Is your organization taking out advertising on women’s blogs? Because the sexism we face from the Blogads organization is the worst I’ve encountered in my life and probably the biggest single challenge to keeping this blog going. Are you honoring women bloggers, promoting their blogs to your membership? Are you thinking twice about clubbing the only messaging machine that the left has by feeding into this kind of destructive, patronizing bullshit? Do you really know what it’s like to run a blog and post every day as your job, and if you don’t, do you think you might ought to defer on the subject to somebody who does rather than running your mouth about something you obviously don’t know much about? And through your insinuations, are you slyly suggesting that we built this blog not on merit but via “something else?” (Wink-wink nudge-nudge know what I mean, hey Amato, BTW man, you were great).

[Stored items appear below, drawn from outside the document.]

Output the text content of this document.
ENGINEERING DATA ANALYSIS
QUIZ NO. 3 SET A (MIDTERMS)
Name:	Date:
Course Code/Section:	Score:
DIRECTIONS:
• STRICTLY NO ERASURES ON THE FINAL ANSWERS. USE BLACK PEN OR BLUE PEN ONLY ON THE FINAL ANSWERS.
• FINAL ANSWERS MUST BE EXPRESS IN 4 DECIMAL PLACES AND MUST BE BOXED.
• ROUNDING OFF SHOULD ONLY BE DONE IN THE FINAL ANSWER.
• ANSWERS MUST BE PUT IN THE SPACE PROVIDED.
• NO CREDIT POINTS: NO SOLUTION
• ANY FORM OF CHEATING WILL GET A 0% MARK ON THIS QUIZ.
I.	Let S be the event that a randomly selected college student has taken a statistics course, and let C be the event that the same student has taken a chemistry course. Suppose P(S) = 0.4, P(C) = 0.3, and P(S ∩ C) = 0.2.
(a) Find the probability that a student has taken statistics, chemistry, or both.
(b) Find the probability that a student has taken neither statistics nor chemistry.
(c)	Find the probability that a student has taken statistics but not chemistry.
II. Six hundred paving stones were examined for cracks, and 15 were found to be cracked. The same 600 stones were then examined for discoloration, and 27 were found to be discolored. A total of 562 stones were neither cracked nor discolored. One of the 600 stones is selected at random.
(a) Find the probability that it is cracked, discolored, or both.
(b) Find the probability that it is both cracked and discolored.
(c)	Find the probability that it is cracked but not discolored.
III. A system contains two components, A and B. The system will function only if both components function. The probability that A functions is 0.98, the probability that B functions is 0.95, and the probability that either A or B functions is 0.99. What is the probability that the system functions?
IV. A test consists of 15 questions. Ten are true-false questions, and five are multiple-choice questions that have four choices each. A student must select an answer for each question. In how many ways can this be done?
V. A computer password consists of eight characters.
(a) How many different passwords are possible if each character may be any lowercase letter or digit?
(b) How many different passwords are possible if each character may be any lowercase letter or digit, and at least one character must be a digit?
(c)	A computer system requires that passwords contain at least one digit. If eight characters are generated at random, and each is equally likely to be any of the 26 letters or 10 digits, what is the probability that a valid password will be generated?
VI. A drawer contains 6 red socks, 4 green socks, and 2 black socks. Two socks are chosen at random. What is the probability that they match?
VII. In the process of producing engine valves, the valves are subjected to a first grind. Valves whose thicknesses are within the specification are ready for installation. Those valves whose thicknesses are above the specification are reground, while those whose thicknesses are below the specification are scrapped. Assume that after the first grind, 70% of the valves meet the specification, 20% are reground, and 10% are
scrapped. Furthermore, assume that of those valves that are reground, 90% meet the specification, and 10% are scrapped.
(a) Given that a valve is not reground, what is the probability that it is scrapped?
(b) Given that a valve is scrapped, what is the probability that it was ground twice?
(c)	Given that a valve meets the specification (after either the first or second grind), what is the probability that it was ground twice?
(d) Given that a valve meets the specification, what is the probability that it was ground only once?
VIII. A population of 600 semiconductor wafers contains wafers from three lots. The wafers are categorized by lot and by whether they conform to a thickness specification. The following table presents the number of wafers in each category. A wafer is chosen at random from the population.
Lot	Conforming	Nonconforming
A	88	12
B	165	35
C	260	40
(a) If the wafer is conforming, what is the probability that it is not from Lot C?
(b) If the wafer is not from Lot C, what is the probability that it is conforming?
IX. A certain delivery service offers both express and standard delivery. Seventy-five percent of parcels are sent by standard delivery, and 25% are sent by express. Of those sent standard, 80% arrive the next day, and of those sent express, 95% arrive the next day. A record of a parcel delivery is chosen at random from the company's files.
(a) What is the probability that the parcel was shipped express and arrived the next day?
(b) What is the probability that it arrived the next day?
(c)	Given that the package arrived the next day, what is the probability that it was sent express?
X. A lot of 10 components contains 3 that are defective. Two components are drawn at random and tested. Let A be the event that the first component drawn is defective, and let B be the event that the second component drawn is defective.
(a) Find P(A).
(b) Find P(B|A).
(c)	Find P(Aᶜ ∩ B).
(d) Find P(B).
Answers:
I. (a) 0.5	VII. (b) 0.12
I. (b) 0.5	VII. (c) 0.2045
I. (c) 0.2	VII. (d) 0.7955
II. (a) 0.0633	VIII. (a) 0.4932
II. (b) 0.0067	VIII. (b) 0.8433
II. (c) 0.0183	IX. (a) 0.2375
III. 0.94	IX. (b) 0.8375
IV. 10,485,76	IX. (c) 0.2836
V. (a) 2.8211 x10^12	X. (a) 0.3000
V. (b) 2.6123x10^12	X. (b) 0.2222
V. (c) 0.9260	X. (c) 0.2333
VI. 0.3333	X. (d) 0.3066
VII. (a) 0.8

Garance Franke-Ruta writes about a primary example of the “institutional bias” towards men that makes it more difficult for women to keep the doors open (and yet somehow we do). When Barak Obama had a one-on-one with bloggers at Yearly Kos, there were 20-25 people attending and only one – Ali Savino, who I like a great deal and who is really smart but not a blogger – was a woman. (Note: I spoke with Arianna, who said that a woman from the Huffington Post was also in attendance.) [Update: Garance now says there was only one woman there, from the Huffington Post, and another attendee puts the count more reliably at 10-12.] Now I don’t think for a minute that the Obama people sat down and said “let’s not invite any women.” What they were obviously going for, based on Garance’s information, were wonky, “serious” bloggers like Matt Yglesias and Ezra Klein. Which is fine, they can invite whoever they want, but the fact that this group was almost exclusively men is more reflective of the fact that those “serious” institutions are comprised mostly of men. And those people do get support in a way that we women in the blogosphere absolutely do not. Much like advertisers who think we’re not “serious,” the organizations that support, promote and sustain men — which are completely external to the blogosphere — are a much bigger problem than Duncan or Markos’s linking habits.

Until someone shows me proof that “men link only to men” in the liberal blogoshere, all I have to go by is our Technorati ranking (total number of links), which says we have more links than Atrios or AmericaBlog where the traffic is often higher. We’re at 195. Digby is at 387, much higher relative to her traffic than many male bloggers. Arianna’s is, of course, is the most linked blog in the political blogosphere, left or right, at #5 on Technorati. Believe me, when your advertising revenues are dependent on what that traffic is, you’re pretty cognizant of who is and isn’t linking to you, and when we discuss things amongst ourselves the whole “boys don’t link to me” is not where the problem is coming from.

I contacted Ellen Goodman of the Boston Globe and asked her for information on who generated the vague statistics she quoted in her article, but so far have not had any success at tracking this study down. You would think it was inscribed in tablets of stone though the way this crap is being pimped throughout the MSM.